Following a Mediterranean-style diet has become quite popular recently, and now there's yet another reason to eat Mediterranean.

Adding to the evidence that the Mediterranean-style diet is good for your health, a team of researchers at the Columbia University in New York claims that it helps delay brain shrinkage in aging humans. According to the researchers, people who follow a such a diet have more voluminous brain than those who do not.

The Mediterranean diet, typically followed in Mediterranean countries like Italy and Greece, is characterized by low amounts of protein and high amounts of vegetables and olive oil in the daily routine.

It is a known fact that the human brain shrinks with increasing age.

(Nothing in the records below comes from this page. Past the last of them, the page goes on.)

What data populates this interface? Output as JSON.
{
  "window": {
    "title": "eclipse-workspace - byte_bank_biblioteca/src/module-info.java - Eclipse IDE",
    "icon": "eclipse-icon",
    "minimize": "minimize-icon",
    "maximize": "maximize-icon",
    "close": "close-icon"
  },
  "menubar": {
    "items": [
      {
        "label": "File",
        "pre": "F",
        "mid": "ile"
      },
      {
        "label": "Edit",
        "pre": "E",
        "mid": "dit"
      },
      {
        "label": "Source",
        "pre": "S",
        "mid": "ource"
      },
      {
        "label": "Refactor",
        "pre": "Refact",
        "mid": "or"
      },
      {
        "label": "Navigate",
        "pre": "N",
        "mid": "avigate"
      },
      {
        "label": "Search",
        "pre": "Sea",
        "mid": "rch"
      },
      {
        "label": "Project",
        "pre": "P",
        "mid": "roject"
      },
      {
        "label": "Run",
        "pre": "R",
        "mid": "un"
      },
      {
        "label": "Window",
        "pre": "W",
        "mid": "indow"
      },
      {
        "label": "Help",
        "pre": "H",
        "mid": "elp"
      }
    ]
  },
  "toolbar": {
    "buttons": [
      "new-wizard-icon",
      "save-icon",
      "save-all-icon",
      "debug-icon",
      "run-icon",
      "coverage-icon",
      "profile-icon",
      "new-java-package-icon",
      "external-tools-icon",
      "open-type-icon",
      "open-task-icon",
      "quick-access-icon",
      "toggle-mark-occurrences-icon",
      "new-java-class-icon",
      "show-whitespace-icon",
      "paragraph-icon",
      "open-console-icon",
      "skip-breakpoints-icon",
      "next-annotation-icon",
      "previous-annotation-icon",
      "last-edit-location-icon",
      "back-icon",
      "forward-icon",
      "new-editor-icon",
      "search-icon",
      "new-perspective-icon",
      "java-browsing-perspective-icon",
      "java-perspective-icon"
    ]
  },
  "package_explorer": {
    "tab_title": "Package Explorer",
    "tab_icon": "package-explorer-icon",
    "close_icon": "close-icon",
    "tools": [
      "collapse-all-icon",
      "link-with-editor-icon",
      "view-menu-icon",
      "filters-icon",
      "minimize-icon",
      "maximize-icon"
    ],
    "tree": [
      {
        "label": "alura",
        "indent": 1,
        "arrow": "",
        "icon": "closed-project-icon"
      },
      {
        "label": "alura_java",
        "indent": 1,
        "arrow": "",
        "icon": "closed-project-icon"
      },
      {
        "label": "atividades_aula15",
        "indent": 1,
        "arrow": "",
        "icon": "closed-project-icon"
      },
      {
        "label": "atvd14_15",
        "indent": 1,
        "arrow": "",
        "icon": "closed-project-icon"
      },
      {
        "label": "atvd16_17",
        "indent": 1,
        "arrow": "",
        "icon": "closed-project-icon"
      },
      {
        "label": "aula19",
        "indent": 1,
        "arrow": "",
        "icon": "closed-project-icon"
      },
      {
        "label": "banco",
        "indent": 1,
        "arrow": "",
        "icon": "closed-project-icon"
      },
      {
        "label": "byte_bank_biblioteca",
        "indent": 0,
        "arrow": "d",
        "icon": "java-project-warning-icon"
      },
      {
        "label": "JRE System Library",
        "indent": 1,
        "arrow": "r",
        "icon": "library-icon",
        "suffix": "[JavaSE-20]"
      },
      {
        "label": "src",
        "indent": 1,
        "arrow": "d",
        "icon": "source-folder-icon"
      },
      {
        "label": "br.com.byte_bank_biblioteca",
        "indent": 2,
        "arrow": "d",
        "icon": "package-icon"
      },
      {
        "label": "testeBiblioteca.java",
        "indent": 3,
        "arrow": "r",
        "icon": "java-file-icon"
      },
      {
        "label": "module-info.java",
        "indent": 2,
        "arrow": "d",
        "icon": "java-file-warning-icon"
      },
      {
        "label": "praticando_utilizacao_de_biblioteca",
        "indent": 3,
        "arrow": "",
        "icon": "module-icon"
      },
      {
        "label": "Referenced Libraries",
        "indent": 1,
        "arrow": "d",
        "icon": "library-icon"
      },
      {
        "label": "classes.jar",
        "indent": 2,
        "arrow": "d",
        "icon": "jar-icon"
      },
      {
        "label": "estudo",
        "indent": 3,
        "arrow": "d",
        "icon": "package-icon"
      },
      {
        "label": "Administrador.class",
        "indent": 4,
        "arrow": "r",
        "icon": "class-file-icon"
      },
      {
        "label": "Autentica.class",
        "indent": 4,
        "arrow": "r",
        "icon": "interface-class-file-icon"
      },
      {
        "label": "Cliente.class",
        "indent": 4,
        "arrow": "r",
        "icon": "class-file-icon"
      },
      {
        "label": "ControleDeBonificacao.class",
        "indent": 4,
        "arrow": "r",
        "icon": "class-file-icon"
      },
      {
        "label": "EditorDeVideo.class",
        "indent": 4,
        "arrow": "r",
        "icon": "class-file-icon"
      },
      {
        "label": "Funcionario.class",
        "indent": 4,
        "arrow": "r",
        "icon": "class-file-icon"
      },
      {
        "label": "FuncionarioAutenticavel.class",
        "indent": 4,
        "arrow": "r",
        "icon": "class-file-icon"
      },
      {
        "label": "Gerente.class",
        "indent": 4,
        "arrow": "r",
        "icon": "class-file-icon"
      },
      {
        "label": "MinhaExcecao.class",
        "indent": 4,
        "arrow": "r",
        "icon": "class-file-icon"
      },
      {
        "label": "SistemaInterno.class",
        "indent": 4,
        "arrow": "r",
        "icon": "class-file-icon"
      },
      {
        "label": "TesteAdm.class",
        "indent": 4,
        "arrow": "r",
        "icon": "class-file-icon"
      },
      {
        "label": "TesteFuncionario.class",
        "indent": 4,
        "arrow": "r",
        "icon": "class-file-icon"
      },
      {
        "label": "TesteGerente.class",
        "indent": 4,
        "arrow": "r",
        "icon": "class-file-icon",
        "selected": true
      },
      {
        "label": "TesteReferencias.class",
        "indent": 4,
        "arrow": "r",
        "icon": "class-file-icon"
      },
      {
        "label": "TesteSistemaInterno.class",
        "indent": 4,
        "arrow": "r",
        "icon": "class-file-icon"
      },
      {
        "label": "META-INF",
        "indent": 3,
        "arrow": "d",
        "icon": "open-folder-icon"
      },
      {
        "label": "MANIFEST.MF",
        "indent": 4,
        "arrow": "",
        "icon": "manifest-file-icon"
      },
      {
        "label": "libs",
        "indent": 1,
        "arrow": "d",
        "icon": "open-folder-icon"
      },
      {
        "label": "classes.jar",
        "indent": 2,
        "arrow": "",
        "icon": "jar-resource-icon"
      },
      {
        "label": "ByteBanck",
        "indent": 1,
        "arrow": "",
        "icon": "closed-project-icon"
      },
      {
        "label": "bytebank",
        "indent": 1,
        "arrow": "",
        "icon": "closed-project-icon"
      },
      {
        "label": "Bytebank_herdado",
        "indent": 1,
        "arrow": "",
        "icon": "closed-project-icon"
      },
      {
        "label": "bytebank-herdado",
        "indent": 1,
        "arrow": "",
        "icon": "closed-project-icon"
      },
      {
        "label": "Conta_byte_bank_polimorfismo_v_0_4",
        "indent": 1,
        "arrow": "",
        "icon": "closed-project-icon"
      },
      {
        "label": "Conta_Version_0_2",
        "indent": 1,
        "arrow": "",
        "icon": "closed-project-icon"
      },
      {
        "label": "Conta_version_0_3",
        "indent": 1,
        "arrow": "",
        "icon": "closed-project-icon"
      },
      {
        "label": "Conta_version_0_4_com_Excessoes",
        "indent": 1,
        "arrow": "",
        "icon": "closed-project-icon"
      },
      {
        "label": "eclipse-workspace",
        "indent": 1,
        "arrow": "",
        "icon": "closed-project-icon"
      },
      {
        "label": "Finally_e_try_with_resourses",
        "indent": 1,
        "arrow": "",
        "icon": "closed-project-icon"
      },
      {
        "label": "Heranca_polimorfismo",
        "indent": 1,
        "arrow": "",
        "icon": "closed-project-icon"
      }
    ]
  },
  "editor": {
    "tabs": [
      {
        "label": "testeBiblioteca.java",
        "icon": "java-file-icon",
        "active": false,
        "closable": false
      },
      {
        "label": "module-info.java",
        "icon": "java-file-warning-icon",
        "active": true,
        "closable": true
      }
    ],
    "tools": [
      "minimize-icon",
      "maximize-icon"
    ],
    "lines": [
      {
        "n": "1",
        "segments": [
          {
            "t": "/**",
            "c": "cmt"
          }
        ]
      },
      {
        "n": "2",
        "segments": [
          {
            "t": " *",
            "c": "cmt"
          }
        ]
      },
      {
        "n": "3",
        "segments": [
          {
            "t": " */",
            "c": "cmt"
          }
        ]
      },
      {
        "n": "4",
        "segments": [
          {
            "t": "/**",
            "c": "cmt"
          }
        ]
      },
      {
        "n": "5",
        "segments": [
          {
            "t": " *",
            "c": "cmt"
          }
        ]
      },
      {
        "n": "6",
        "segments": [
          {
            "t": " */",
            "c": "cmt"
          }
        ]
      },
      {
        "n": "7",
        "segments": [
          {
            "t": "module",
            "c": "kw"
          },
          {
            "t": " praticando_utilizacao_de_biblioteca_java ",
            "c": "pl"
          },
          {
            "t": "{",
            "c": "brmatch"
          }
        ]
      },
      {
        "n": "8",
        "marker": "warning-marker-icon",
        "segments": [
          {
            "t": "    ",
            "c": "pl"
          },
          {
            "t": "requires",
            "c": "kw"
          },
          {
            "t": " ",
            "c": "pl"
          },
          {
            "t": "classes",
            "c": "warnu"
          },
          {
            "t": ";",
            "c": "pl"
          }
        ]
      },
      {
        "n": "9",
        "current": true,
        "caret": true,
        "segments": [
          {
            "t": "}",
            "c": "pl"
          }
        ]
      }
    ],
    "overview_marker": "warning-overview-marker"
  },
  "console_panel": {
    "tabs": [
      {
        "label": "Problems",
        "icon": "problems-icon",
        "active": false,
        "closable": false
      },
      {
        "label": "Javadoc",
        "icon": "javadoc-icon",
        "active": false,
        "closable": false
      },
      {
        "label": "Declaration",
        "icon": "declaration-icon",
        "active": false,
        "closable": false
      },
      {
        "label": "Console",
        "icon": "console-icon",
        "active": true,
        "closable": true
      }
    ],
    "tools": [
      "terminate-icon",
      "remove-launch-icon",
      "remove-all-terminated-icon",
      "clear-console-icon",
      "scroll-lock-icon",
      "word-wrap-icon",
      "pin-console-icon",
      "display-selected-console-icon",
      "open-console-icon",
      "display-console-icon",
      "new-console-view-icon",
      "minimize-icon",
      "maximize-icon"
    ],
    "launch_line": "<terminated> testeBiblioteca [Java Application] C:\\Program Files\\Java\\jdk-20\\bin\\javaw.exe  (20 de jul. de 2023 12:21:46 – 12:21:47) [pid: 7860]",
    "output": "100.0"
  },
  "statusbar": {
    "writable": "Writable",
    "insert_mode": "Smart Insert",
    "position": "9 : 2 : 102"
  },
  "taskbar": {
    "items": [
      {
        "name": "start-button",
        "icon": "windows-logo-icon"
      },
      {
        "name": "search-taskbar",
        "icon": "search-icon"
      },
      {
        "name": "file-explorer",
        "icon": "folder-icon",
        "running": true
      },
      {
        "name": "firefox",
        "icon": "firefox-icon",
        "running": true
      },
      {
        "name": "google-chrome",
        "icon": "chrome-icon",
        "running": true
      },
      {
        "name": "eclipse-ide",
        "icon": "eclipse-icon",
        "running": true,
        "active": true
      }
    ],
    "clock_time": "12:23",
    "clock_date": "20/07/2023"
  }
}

However, the new study published in the journal Neurology claims that people who eat a diet rich in legumes, fish, vegetables and olive oil, with little dairy, meat and alcohol, experience less brain shrinkage than those who don't.

The researchers asked 674 people with an average age of 80 about their dietary lifestyle in the previous year. Seven months after the subjects completed the survey, the researchers conducted a brain scan of the subjects. The subjects were divided into two groups, depending on how closely their diet resembles the Mediterranean-style diet.

In terms of brain volume, the researchers reported a difference of five years of aging between the two groups of subjects. That is, “subjects who followed a Mediterranean-like diet had total brain volume that was 13.11 milliliters larger than those who did not follow the Mediterranean diet,” reported CBS News.

Research conducted in the past has claimed that following a Mediterranean-style diet helps older people perform" younger" in certain ways. A study published in the Journal of the American Medical Association found that people who follow a Mediterranean-style diet are better at performing cognitive tasks.